The weather phenomenon has been described as acting like a "boulder in the scree" by BBC weather experts. Storms continue to blow around the west coast of Ireland and north of the Scottish mainland. The central mainland area in Europe has recently suffered several metres of snowfall, Austria has been particularly badly affected
The atmospheric conditions which engulfed the British Isles on Thursday night has imposed clear blue skies, bitterly cold starry nights and hardly any wind. Night frosts, the first of the winter season, greeted most areas in Britain with thick fog lingering in the countrysides.
One UK newspaper has requested its readers send in their photographs of sunsets. The Daily Telegraph has acknowledged the combination of low sun, blue skies and red evening skies is producing some stunning sunsets likely to form over the weekend. The response so far
has been overwhelming. The settled conditions replace weeks of rain, high winds and exceptionally mild temperatures. The average temperature for London in January is 6c (43f) by day and around 4c (39f) in central Scotland. But even night time lows have hovered well above these levels with some areas in southern England recording 14c (57f)

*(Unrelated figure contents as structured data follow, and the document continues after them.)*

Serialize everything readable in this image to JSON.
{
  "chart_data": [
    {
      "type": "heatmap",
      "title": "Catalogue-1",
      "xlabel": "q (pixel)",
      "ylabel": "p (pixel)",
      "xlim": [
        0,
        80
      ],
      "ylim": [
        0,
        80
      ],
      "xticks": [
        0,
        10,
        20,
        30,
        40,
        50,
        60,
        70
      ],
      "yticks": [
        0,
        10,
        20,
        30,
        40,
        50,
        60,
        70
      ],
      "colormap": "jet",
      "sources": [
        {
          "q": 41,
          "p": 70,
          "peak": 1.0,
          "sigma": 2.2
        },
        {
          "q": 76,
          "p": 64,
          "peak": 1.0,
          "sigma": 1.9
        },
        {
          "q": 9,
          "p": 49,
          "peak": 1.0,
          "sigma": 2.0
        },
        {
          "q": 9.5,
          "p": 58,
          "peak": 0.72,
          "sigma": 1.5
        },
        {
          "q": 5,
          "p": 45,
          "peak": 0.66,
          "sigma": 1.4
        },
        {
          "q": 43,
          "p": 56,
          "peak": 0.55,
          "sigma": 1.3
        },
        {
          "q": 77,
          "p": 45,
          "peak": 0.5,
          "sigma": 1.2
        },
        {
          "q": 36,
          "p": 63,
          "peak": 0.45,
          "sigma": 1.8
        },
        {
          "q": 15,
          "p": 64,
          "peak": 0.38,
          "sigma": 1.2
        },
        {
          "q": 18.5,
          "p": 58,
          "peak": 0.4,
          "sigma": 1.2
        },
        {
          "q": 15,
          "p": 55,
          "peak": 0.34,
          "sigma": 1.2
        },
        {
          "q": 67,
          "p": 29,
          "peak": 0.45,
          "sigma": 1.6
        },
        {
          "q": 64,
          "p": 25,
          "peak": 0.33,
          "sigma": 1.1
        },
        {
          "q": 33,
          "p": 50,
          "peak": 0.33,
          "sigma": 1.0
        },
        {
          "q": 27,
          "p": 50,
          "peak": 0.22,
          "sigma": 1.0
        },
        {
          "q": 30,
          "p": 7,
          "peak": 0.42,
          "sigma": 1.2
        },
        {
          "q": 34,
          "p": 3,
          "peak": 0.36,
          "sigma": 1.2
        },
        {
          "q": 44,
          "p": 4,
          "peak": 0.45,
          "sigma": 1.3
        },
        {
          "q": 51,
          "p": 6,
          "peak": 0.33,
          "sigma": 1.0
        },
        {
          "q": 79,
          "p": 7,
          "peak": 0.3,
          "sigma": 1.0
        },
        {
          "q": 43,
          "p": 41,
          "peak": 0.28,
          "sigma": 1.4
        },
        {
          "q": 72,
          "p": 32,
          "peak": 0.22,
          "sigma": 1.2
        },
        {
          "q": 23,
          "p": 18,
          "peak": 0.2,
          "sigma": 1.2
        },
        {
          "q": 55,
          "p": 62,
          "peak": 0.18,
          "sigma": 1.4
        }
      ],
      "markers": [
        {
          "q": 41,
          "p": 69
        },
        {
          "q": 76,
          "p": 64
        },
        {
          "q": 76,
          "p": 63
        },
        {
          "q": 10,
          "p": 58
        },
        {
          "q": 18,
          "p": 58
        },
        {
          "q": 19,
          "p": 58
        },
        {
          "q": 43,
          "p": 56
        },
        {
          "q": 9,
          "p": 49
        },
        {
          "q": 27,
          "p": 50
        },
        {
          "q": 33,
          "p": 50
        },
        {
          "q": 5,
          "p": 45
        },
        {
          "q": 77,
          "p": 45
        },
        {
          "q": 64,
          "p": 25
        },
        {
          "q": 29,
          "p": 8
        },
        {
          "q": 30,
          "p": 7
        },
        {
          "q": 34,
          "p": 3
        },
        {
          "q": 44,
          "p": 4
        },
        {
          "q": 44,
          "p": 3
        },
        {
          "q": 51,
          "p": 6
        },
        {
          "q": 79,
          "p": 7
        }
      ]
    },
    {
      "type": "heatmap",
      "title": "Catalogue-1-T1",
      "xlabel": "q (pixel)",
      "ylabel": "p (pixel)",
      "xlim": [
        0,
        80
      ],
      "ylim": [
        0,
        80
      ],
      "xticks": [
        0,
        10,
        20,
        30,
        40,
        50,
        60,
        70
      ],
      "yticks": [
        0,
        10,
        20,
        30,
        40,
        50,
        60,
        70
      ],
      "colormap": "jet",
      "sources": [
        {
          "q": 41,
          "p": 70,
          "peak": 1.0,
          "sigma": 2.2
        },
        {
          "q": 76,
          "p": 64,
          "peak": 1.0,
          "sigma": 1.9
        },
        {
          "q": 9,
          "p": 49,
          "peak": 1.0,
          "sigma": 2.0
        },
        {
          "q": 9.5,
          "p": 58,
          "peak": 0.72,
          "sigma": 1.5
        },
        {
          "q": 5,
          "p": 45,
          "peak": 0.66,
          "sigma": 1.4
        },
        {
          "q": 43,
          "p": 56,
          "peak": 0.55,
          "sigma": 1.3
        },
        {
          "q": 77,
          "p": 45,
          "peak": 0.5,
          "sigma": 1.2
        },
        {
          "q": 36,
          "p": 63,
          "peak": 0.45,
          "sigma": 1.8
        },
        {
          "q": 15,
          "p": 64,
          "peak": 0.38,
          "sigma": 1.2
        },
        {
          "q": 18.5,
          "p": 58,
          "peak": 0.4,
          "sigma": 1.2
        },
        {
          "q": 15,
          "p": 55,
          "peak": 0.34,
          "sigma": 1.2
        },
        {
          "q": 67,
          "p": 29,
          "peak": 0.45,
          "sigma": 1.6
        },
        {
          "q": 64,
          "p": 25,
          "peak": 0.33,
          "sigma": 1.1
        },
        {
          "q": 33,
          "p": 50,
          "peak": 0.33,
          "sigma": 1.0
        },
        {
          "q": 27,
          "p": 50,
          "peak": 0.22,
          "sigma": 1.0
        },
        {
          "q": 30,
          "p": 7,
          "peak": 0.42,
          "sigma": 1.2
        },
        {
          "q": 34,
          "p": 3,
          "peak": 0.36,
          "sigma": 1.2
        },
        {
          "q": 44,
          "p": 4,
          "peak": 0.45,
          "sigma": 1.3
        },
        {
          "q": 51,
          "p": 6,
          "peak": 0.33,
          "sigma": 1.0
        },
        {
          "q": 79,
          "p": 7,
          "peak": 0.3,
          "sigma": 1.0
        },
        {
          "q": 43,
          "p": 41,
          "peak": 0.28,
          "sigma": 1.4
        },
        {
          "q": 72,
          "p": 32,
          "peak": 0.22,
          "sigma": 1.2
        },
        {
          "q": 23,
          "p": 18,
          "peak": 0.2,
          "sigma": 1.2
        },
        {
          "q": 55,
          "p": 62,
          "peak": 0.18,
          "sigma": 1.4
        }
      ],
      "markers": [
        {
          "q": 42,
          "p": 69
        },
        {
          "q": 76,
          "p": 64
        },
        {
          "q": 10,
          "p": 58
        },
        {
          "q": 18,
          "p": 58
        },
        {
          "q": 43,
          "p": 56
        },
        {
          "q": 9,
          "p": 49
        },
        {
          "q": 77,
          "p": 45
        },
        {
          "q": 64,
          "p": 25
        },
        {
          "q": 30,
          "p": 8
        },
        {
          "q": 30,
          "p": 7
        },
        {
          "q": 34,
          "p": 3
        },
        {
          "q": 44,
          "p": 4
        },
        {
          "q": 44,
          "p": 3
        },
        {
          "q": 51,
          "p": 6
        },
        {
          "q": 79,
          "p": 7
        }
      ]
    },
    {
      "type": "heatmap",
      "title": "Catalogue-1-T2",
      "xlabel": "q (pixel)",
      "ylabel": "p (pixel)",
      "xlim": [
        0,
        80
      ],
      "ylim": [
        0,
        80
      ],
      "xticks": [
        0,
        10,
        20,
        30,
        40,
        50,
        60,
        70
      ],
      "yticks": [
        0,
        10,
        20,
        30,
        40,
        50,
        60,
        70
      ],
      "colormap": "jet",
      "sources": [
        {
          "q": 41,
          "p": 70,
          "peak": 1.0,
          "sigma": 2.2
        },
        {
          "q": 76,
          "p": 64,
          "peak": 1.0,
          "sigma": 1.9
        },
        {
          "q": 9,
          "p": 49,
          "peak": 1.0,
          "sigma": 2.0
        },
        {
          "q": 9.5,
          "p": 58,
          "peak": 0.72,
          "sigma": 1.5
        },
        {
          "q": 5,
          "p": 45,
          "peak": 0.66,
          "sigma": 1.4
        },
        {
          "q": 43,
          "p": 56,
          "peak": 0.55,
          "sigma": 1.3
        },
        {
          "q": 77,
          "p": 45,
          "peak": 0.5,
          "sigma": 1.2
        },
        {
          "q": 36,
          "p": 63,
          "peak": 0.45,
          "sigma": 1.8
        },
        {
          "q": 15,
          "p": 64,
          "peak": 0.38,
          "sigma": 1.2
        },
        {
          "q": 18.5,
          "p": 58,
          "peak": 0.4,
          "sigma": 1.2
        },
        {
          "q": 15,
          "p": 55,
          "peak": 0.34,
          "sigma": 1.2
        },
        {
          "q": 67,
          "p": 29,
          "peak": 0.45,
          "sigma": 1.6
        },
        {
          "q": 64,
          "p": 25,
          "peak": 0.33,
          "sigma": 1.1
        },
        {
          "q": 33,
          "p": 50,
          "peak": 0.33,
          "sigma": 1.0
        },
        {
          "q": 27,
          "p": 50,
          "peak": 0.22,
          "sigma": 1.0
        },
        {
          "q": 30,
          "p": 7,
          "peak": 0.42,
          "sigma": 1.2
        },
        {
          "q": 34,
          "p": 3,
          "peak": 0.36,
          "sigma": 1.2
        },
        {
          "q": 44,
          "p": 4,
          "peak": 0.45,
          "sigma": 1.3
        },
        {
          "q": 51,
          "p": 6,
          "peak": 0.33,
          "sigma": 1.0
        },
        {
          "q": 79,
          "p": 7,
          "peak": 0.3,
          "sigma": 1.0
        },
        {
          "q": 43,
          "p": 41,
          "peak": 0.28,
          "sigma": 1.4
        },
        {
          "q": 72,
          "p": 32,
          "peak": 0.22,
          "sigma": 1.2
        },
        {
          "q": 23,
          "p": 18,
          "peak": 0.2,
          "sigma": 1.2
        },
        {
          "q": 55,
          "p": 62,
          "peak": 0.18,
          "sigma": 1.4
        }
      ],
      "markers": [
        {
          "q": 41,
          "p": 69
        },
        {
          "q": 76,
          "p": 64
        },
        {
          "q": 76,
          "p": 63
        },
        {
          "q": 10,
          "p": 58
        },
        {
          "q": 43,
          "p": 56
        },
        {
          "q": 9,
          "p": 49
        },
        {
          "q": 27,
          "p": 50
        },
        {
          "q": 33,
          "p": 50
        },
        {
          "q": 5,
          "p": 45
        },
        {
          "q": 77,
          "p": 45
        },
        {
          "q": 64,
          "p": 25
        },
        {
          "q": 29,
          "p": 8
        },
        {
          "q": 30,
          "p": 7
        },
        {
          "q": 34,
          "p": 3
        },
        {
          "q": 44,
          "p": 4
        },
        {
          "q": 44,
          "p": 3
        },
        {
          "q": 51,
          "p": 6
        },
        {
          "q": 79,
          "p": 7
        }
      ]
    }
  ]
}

on New Years Eve, warmer than the north African state of Morocco.
Sunsets have always been a source of attraction to amateur photographers and Richard Halfday
, a photographer and blogger, wrote about the time he met celebrity photographer David Bailey:
Olympus ran an advert featuring a photographic competition the winning photo was Sunset over Stevenage Station by David Bailey he must have be standing a couple of feet from I was standing. I went out and bought my first "proper" camera haven’t looked back since.
The high pressure system is set to remain stagnate over the British Isles until at least Monday.